Immanuelle nodded, bracing her hands on either side of Leah’s shoulders.

“This will hurt,” Martha said, gazing down at the girl, though Immanuelle wasn’t sure that Leah—drugged and drunk off the fever of the blight—was even capable of hearing her, “and it will hurt terribly, maybe worse than anything you’ve felt before. But you must be still and strong for your daughter, or she’ll die.”

Leah’s head rolled to the side. “Get her out. Just get her out of me.”

Martha lowered the scalpel to her hip, just beneath the bulge of the baby. She cut deep and steady, Leah wailing through gritted teeth as she worked the blade.

When she reared and struggled, Immanuelle threw her weight against her shoulders, forcing her down to the table. Opposite her, Esther pinned her legs and a few of the other girls broke forward, grabbing her arms to hold her fast.

All the while, Martha worked with stoic efficiency—hands and forearms bloodied, cheeks glistening with sweat. Immanuelle wanted to close her eyes and plug her ears, shield herself from the screams that rang through the room, but all she could do was watch as the midwife carved the wound wider and wider until it yawned open like a bloody grin.

Leah keened.
“Get her out of me!”

Baring her teeth, Martha dragged the baby through the wound and into the warm light of the hearth, the slick rope of her umbilical cord slithering after her like a viper.

Leah collapsed to the table, spent, and Immanuelle moved from behind her to Martha, who stood cradling the child, eyes wide, mouth agape.

“She has no name,” Martha whispered, hands shuddering around the child’s head so violently Immanuelle feared she’d drop her. “She has no name.”
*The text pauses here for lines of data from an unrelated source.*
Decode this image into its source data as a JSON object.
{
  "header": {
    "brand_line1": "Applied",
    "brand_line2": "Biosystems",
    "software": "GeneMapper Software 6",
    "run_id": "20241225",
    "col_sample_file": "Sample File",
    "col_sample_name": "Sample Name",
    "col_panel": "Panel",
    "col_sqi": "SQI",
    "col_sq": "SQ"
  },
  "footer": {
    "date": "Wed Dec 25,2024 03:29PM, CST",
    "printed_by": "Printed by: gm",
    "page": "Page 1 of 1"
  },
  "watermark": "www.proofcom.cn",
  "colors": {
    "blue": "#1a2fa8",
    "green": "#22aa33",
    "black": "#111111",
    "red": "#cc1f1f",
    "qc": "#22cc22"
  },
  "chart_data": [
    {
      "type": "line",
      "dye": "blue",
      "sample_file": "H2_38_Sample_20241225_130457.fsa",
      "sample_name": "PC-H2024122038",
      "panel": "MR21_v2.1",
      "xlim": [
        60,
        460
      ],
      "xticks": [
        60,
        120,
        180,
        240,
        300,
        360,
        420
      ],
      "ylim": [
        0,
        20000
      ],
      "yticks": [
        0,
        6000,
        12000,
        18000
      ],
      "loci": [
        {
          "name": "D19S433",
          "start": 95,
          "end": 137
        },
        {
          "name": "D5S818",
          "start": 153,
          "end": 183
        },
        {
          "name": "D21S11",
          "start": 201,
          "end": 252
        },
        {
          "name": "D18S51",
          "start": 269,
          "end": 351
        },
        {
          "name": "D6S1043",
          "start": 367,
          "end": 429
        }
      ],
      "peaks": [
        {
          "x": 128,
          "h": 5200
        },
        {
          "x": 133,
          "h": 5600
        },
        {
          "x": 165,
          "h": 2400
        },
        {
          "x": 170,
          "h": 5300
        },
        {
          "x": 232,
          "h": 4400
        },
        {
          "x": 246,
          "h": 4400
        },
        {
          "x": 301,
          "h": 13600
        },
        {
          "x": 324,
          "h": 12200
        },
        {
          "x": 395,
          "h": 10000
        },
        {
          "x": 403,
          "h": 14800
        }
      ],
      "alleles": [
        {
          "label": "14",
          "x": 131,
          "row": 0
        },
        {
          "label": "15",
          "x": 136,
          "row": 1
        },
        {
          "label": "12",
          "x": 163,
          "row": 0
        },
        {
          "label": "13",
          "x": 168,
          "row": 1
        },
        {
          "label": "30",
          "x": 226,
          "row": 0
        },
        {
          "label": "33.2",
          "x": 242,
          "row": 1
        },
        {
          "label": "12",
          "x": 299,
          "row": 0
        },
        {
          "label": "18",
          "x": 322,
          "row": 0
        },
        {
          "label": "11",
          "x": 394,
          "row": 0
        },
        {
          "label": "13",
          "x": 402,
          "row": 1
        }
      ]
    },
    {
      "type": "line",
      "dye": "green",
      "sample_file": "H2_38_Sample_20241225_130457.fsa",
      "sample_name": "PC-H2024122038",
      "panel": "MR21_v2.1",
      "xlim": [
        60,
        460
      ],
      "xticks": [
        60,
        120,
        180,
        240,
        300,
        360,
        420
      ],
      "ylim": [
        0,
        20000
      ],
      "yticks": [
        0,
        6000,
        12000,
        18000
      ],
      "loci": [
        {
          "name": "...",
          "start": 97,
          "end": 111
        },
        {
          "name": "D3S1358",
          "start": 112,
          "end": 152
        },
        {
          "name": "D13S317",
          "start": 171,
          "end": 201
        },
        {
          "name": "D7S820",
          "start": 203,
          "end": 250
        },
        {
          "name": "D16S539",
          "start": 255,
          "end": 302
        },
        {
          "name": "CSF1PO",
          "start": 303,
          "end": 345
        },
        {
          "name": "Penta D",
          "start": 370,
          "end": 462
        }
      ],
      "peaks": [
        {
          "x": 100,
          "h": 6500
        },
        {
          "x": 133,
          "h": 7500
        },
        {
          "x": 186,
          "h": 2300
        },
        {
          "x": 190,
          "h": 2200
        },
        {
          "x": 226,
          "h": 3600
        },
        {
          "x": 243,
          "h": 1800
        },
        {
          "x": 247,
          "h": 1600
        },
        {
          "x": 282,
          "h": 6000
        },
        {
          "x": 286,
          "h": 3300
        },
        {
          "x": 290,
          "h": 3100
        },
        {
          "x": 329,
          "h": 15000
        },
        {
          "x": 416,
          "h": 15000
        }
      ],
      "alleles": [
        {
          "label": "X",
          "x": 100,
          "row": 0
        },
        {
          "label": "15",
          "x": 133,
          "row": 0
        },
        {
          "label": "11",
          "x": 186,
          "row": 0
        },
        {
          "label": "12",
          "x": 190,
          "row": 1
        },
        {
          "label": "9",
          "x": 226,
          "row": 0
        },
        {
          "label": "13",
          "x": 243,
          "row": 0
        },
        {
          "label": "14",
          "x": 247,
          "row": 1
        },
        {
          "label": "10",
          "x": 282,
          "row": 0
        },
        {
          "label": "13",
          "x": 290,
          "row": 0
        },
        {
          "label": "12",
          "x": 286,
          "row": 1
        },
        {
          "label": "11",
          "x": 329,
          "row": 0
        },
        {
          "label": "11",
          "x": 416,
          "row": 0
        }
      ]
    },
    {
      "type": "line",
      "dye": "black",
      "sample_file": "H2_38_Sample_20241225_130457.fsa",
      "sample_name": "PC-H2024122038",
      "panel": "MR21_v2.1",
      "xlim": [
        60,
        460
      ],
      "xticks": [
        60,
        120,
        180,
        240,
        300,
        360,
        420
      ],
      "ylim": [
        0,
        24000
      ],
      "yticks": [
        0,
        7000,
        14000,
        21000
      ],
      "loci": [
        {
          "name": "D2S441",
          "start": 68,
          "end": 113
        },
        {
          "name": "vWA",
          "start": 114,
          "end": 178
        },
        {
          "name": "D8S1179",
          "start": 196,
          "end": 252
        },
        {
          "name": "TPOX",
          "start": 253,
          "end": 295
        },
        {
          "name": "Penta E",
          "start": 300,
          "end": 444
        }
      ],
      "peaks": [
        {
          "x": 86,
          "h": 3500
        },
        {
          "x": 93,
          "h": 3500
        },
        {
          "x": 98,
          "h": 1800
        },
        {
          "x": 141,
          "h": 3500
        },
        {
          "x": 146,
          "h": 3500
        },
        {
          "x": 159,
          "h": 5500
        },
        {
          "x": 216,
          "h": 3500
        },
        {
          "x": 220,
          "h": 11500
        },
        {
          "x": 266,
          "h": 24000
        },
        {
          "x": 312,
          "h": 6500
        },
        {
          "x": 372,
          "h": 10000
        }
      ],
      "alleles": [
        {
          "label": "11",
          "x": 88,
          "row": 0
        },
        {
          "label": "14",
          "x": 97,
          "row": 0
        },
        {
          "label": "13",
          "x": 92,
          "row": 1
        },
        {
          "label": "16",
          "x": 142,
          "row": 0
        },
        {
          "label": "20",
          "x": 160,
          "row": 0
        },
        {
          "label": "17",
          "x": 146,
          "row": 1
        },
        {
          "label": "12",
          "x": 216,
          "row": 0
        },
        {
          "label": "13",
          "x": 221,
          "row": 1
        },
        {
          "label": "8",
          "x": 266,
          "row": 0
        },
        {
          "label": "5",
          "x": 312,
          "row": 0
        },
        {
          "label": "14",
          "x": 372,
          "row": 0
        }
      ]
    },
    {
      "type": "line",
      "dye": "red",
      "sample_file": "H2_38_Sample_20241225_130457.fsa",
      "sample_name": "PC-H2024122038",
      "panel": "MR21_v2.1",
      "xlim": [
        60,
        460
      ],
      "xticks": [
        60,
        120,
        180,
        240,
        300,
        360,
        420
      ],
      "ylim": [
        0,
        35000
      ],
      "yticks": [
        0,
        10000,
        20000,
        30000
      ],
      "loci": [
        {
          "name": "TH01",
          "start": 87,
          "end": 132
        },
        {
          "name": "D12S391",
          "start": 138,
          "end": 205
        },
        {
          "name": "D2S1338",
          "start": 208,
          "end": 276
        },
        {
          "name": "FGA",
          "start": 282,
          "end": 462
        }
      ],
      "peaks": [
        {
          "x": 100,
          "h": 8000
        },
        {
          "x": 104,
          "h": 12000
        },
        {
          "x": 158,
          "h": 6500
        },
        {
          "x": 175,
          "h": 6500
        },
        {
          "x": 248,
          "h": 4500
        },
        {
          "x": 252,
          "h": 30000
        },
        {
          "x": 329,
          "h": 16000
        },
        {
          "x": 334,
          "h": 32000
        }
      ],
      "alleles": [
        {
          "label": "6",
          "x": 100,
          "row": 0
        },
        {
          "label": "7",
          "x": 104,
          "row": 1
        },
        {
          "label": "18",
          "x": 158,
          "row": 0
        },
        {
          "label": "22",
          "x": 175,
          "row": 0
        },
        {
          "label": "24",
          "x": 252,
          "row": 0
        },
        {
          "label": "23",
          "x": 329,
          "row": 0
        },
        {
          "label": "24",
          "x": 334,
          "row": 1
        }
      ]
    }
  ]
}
Heart pounding in her throat, Immanuelle peered over the folds of the swaddling blanket. The child was small and pink, and her eyes were wide, irises a brilliant blue. She looked like a normal, healthy baby, except for the small cleft that dimpled her upper lip. Immanuelle extended a hand, and the baby grasped her by the finger, cooing a little as she peered up at her.

Leah groaned, fresh tears rolling down her cheeks. The dark puddle between her legs stretched wider and wider.

“No,” Immanuelle whispered. “She’s not dead. She’s breathing. She’s all right.”

Martha started to shove the child into Hagar’s arms, but she
refused it, cane striking the floorboards as she backed against the wall. “It’s cursed.”